Why two-particle wavefunctions are separable and their corresponding particles are indistiguishable at the same time?

If the wavefunction $\psi(r_1,r_2)$ doesn't represents an entangled state, it is separable: $$\psi(r_1,r_2)=\psi_a(r_1)\psi_b(r_2)$$ In this treatment, we ignore the interaction between two particles so that the initial wavefunction can be written as a product. However, since they are indistinguishable particles, their wavefunction must overlap more or less, otherwise we need infinite potential wells.

My question is: what is the relationship between the interaction of particles and the overlap of their wavefunctions? I know they are not the same thing but I feel confused about their relation. And how both of them affect the indistinguishablility of particles?

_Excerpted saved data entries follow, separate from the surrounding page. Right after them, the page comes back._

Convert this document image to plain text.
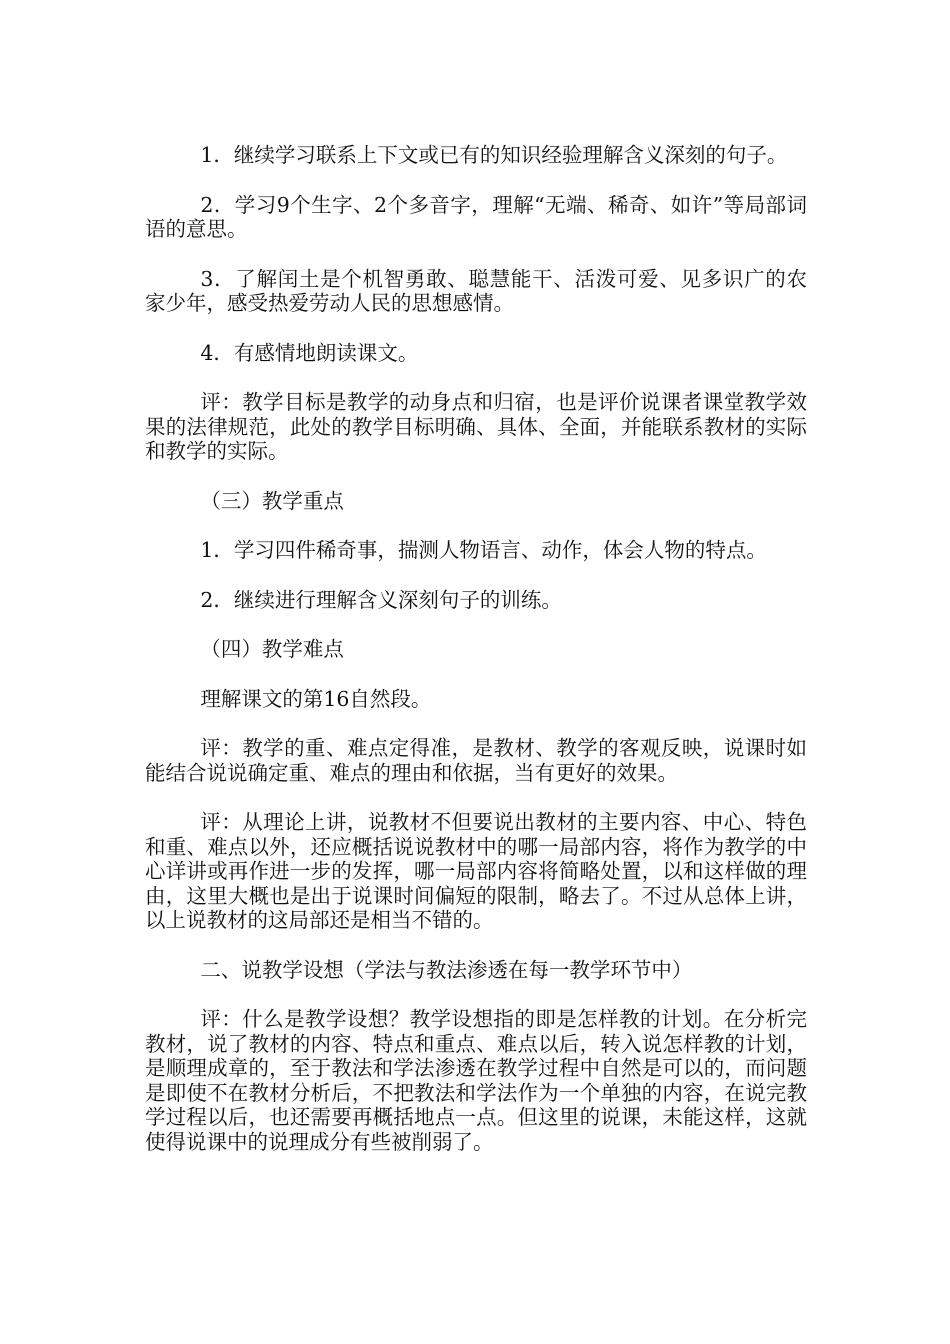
1．继续学习联系上下文或已有的知识经验理解含义深刻的句子。

2．学习9个生字、2个多音字，理解“无端、稀奇、如许”等局部词语的意思。

3．了解闰土是个机智勇敢、聪慧能干、活泼可爱、见多识广的农家少年，感受热爱劳动人民的思想感情。

4．有感情地朗读课文。

评：教学目标是教学的动身点和归宿，也是评价说课者课堂教学效果的法律规范，此处的教学目标明确、具体、全面，并能联系教材的实际和教学的实际。

（三）教学重点

1．学习四件稀奇事，揣测人物语言、动作，体会人物的特点。

2．继续进行理解含义深刻句子的训练。

（四）教学难点

理解课文的第16自然段。

评：教学的重、难点定得准，是教材、教学的客观反映，说课时如能结合说说确定重、难点的理由和依据，当有更好的效果。

评：从理论上讲，说教材不但要说出教材的主要内容、中心、特色和重、难点以外，还应概括说说教材中的哪一局部内容，将作为教学的中心详讲或再作进一步的发挥，哪一局部内容将简略处置，以和这样做的理由，这里大概也是出于说课时间偏短的限制，略去了。不过从总体上讲，以上说教材的这局部还是相当不错的。

二、说教学设想（学法与教法渗透在每一教学环节中）

评：什么是教学设想？教学设想指的即是怎样教的计划。在分析完教材，说了教材的内容、特点和重点、难点以后，转入说怎样教的计划，是顺理成章的，至于教法和学法渗透在教学过程中自然是可以的，而问题是即使不在教材分析后，不把教法和学法作为一个单独的内容，在说完教学过程以后，也还需要再概括地点一点。但这里的说课，未能这样，这就使得说课中的说理成分有些被削弱了。
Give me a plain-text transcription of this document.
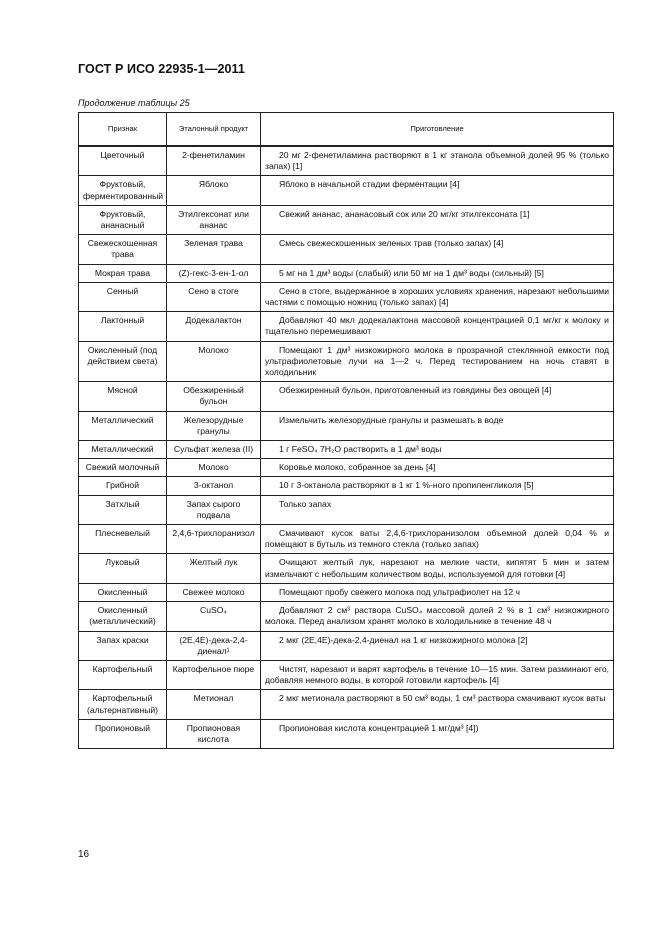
ГОСТ Р ИСО 22935-1—2011
Продолжение таблицы 25
Признак	Эталонный продукт	Приготовление
Цветочный	2-фенетиламин	20 мг 2-фенетиламина растворяют в 1 кг этанола объемной долей 95 % (только запах) [1]
Фруктовый, ферментированный	Яблоко	Яблоко в начальной стадии ферментации [4]
Фруктовый, ананасный	Этилгексонат или ананас	Свежий ананас, ананасовый сок или 20 мг/кг этилгексоната [1]
Свежескошенная трава	Зеленая трава	Смесь свежескошенных зеленых трав (только запах) [4]
Мокрая трава	(Z)-гекс-3-ен-1-ол	5 мг на 1 дм³ воды (слабый) или 50 мг на 1 дм³ воды (сильный) [5]
Сенный	Сено в стоге	Сено в стоге, выдержанное в хороших условиях хранения, нарезают небольшими частями с помощью ножниц (только запах) [4]
Лактонный	Додекалактон	Добавляют 40 мкл додекалактона массовой концентрацией 0,1 мг/кг к молоку и тщательно перемешивают
Окисленный (под действием света)	Молоко	Помещают 1 дм³ низкожирного молока в прозрачной стеклянной емкости под ультрафиолетовые лучи на 1—2 ч. Перед тестированием на ночь ставят в холодильник
Мясной	Обезжиренный бульон	Обезжиренный бульон, приготовленный из говядины без овощей [4]
Металлический	Железорудные гранулы	Измельчить железорудные гранулы и размешать в воде
Металлический	Сульфат железа (II)	1 г FeSO₄ 7H₂O растворить в 1 дм³ воды
Свежий молочный	Молоко	Коровье молоко, собранное за день [4]
Грибной	3-октанол	10 г 3-октанола растворяют в 1 кг 1 %-ного пропиленгликоля [5]
Затхлый	Запах сырого подвала	Только запах
Плесневелый	2,4,6-трихлоранизол	Смачивают кусок ваты 2,4,6-трихлоранизолом объемной долей 0,04 % и помещают в бутыль из темного стекла (только запах)
Луковый	Желтый лук	Очищают желтый лук, нарезают на мелкие части, кипятят 5 мин и затем измельчают с небольшим количеством воды, используемой для готовки [4]
Окисленный	Свежее молоко	Помещают пробу свежего молока под ультрафиолет на 12 ч
Окисленный (металлический)	CuSO₄	Добавляют 2 см³ раствора CuSO₄ массовой долей 2 % в 1 см³ низкожирного молока. Перед анализом хранят молоко в холодильнике в течение 48 ч
Запах краски	(2E,4E)-дека-2,4-диенал¹	2 мкг (2E,4E)-дека-2,4-диенал на 1 кг низкожирного молока [2]
Картофельный	Картофельное пюре	Чистят, нарезают и варят картофель в течение 10—15 мин. Затем разминают его, добавляя немного воды, в которой готовили картофель [4]
Картофельный (альтернативный)	Метионал	2 мкг метионала растворяют в 50 см³ воды, 1 см³ раствора смачивают кусок ваты
Пропионовый	Пропионовая кислота	Пропионовая кислота концентрацией 1 мг/дм³ [4])
16
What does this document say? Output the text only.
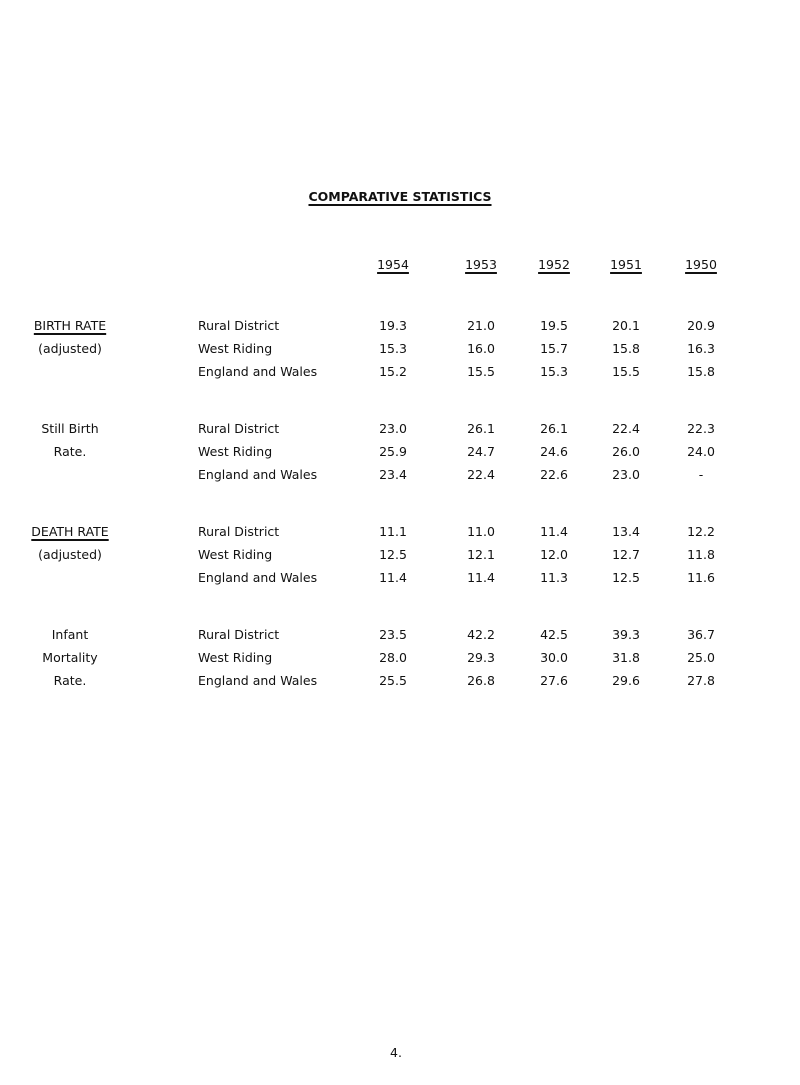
COMPARATIVE STATISTICS
1954	1953	1952	1951	1950
BIRTH RATE	Rural District	19.3	21.0	19.5	20.1	20.9
(adjusted)	West Riding	15.3	16.0	15.7	15.8	16.3
England and Wales	15.2	15.5	15.3	15.5	15.8
Still Birth	Rural District	23.0	26.1	26.1	22.4	22.3
Rate.	West Riding	25.9	24.7	24.6	26.0	24.0
England and Wales	23.4	22.4	22.6	23.0	-
DEATH RATE	Rural District	11.1	11.0	11.4	13.4	12.2
(adjusted)	West Riding	12.5	12.1	12.0	12.7	11.8
England and Wales	11.4	11.4	11.3	12.5	11.6
Infant	Rural District	23.5	42.2	42.5	39.3	36.7
Mortality	West Riding	28.0	29.3	30.0	31.8	25.0
Rate.	England and Wales	25.5	26.8	27.6	29.6	27.8
4.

• "In this treatment, we ignore the interaction between two particles so that the initial wavefunction can be written as a product. However, since they are indistinguishable particles, their wavefunction must overlap more or less, otherwise we need infinite potential wells." [citation needed] We don't ignore the interation, non-entangled states are perfectly possible as results of interactions, and "overlap of wavefunctions" has intrinsically nothing to do with this. – ACuriousMind Dec 21 '14 at 14:44

The way you wrote it, they are distinguishable (unless $a=b$ of course). For the particles to be indistinguishable their wavefunction must be of the form $$\psi(r_1,r_2) = \frac{1}{\sqrt{2}} [ \psi_a(r_1)\psi_b(r_2) \pm \psi_a(r_2)\psi_b(r_1) ]$$ where the sign depends on the fermionic/bosonic nature of the particles.